Feb 7th 2018

LatinX Disambiguations

@ Threewalls

2738 W North Ave, Chicago, IL 60647

Opening Wednesday, February 7th, from 6:30PM - 8:30PM

Please mark your calendars for an In-Session, presented by Jose Luis Benavides with Nancy D. Sánchez, Amanda Cervantes and Daniel Haddad.
Guiding Work: Mexican American Disambiguation by José Olivarez

Responding to Mexican American Disambiguation by Jose Olivarez, four Latinx artists will discuss their stories and experiences with Latinidad as an identity in constant migration. Jose Luis Benavides and Amanda Cervantes will unpack the poem Mexican American Disambiguation, by analyzing their recent exhibition Bienvenidos Tú y Yo in relation to their own practice as collaborators. This past exhibition focused on themes of migration and their mutual experiences and queer relationships to Mexico, their homelands, their ancestors and gender. For the event portion of the evening, Sánchez and Haddad will connect words and memories surrounding their lived narratives. Through storytelling they will navigate through their own interpretation of multiple Mexican-American disambiguations. The artists will reflect and share with the audience aspects of their sociopolitical and unique cultural perspectives, one as a U.S. born Latinx person and the other as a Mexican born person.

Jose Luis Benavides sees the world primarily through his experience raised by a working-class, queer Latinx single mother in the Chicago community of Logan Square. The convergence of his own queer and intellectual identity mark conflicted point where his artistic practice is defined and undefined.

Amanda Cervantes makes work mainly consisting of archives. She is constantly looking back to the past and thinking about ways that cultural systems and ideas of gender exist and play out within her family and society.

Daniel Haddad creates as an immigrant living in the United States to interact and respond daily with diverse groups of society that make him aware of his identity and integrity.

Nancy Sánchez decided to add the accent mark onto her last name. the accent mark was taken by the us government during the 80’s when her father began legal documentation. sánchez threads together micro moments with her art.
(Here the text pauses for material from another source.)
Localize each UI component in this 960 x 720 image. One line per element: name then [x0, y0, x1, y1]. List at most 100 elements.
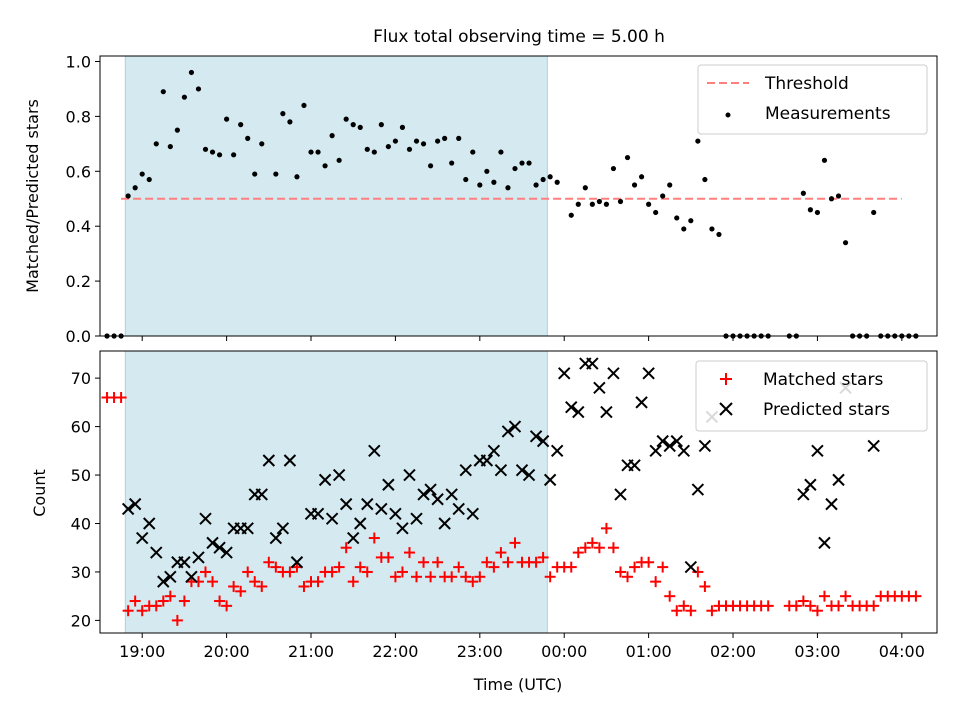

A remix of the traditional lecture or panel, In-Session is a critical interdisciplinary salon that incorporates reading, conversation, and performance together. The salons are focused on a selection from a shared reading list which is compiled based on a theme. Our first In-Session theme is migration. Artists, curators and community members curate the In-Session, selecting the reading and the performers. After the conversation on the selection, it is activated by performance—music, song, poetry, dance or movement.